The List

TV review: Luther Series 5 Episode 1

Idris Elba's cop drama returns for a new investigation in the new year
Share:
TV review: Luther Series 5 Episode 1

Idris Elba's cop drama returns for a new investigation in the new year

Between the final episode of Doctor Who for at least a year and the return – possibly for the final time – of Idris Elba's DCI John Luther for the first of a four-part, nightly fifth season, New Year's Day is the new Christmas on BBC One. Sadly we aren't allowed to see Who before transmission, but if there are rumours of a return for the Daleks, then there have also been extremely heavy hints that Luther's own recurring nemesis/companion – Ruth Wilson's psychopathic Alice Morgan, whose death Luther investigated in 2015's brief fourth season – will also be back.

What we can say is that this opening episode and its central mysteries have nothing to do with her. As ever, one of the most loveable elements of Luther is its love affair with the seedy side of contemporary London; where a crime thriller of half a century ago might have pored over the bright lights of Soho, urban terror in 2018 is a whistling bike wheel moving in the distance amid a landscape of deserted bus stops and desolate underpasses, or it's the harsh lighting on a supposedly empty night bus, a scenario which gives us one stand-out terrifying scene.

It's also a woman's late-night walk home through a deserted housing estate, where the creeping menace of one of a gang of noisy lads peeling off from the pack to shadow her is bait-and-switched before the audience into something altogether more terrifying.

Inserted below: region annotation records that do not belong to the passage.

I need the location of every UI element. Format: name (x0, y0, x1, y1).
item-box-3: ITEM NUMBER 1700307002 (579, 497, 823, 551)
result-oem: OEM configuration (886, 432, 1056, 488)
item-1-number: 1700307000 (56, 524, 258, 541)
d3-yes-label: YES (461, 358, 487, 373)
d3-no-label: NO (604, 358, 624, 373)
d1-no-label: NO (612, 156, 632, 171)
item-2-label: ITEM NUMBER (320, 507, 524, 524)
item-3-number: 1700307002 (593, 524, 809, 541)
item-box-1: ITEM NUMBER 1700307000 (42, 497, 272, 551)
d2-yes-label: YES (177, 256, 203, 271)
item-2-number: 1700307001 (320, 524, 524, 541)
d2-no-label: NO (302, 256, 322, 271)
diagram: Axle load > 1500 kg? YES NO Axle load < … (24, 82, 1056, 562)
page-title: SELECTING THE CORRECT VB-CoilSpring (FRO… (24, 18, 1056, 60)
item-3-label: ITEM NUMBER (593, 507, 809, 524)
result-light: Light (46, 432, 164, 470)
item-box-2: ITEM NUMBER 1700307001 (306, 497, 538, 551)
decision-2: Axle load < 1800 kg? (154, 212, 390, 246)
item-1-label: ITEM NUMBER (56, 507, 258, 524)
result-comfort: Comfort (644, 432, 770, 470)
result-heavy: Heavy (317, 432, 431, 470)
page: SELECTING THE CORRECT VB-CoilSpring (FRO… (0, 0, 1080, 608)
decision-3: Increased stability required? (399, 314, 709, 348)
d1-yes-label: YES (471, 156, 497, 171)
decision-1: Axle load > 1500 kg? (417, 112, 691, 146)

A serial killer is on the loose, one with a fearsome clown's mask and light-encircled duffel coat (to confuse CCTV) image and an interest in piquerism; sexual pleasure in piercing the skin.

At the same time, the son of gang boss George Cornelius (Patrick Malahide) has been abducted, and the cranky old guvnor finds himself on both sides of the hunter and hunted fence. Many viewers might have seen the preview clip in which Luther is abducted by Cornelius' men, tortured for information about the kidnapping, and breaks free in a burst of violently irascible swagger; it's the one time in this episode where Elba gets to truly cut loose from the police procedural motions and deliver on Luther's swaggering menace ('George, I don't care about you and I don't care about your son,' he growls, tables turned, 'all I care about is goin' home').

These are the best parts, the deftly-played scenes of crime horror and the leading talent making good on his promise. As DS Catherine Halliday, Wunmi Mosaku – previously seen in the BBC drama Damilola, Our Loved Boy – has just about enough screentime to get a foothold in Luther's world. 'Don't show her how it's done, show her how it's supposed to be done,' Superintendent Schenk (Dermot Crowley) tells Luther. 'Is this normal?' asks Halliday over a mutilated corpse in a playground. In Luther's world, she'd better get used to it.

Hermione Norris' haughty psychiatrist Vivien Lake is also a character with a lot of promise, although it feels like suspicion somehow falls upon her too easily, forcing the character down avenues she might have taken more steadily. Yet by the end of the episode, what looks like a neat done-in-one mystery has exploded into something more potentially sprawling – and from this intriguing, action-heavy start, we won't know how well the story truly plays itself out until the end of the week.

Luther series 5 premieres on BBC One on Tue 5 Jan at 9pm.